In the field, in the past few hours, three people were killed and 19 others were injured in Russian bombing of the city of Kharkiv in northeastern Ukraine. But of particular concern is the dangerous situation of the Russian-controlled Zaporizhzhya power plant, which on Wednesday reported an attack by Ukrainian kamikaze drones on the site, killing 11 people, including 4 seriously. The same sources said that service buildings were hit, but none of the reactors at the station were targeted.
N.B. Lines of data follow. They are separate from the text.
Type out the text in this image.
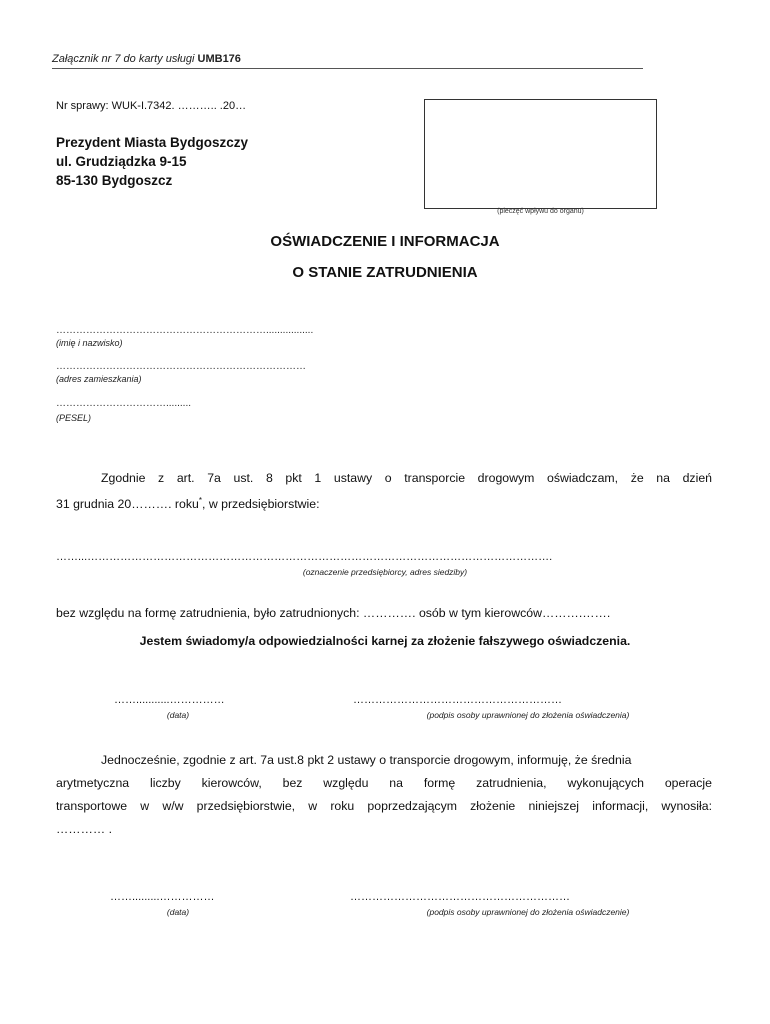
Załącznik nr 7 do karty usługi UMB176
Nr sprawy: WUK-I.7342. ……….. .20…
Prezydent Miasta Bydgoszczy
ul. Grudziądzka 9-15
85-130 Bydgoszcz
(pieczęć wpływu do organu)
OŚWIADCZENIE I INFORMACJA
O STANIE ZATRUDNIENIA
……………………………………………………….................
(imię i nazwisko)
…………………………………………………………………
(adres zamieszkania)
…………………………….........
(PESEL)
Zgodnie z art. 7a ust. 8 pkt 1 ustawy o transporcie drogowym oświadczam, że na dzień
31 grudnia 20………. roku*, w przedsiębiorstwie:
……...……………………………………………………………………………………………………………….
(oznaczenie przedsiębiorcy, adres siedziby)
bez względu na formę zatrudnienia, było zatrudnionych: …………. osób w tym kierowców……….…….
Jestem świadomy/a odpowiedzialności karnej za złożenie fałszywego oświadczenia.
……...........……………
(data)
…………………………………………………
(podpis osoby uprawnionej do złożenia oświadczenia)
Jednocześnie, zgodnie z art. 7a ust.8 pkt 2 ustawy o transporcie drogowym, informuję, że średnia
arytmetyczna liczby kierowców, bez względu na formę zatrudnienia, wykonujących operacje
transportowe w w/w przedsiębiorstwie, w roku poprzedzającym złożenie niniejszej informacji, wynosiła:
………… .
…….........……………
(data)
……………………………………………………
(podpis osoby uprawnionej do złożenia oświadczenie)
Russian Foreign Ministry spokeswoman Maria Zakharova said Kyiv’s goal was precisely to create a “nuclear disaster”. The Ukrainians responded, saying that it was Russian forces that endangered the security of the plant, which is still operated by Ukrainian technicians, and they use it to store all kinds of weapons. “Russian military forces – proclaimed Energoatom, the state company that oversees nuclear plants in Ukraine – ask the power plant management to open the engine rooms of the first, second and third units in order to be able to deposit the entire military arsenal” . While last Saturday, the head of Energoatom, Pedro Cotten, accused Russia of also using the station to install missile launch systems.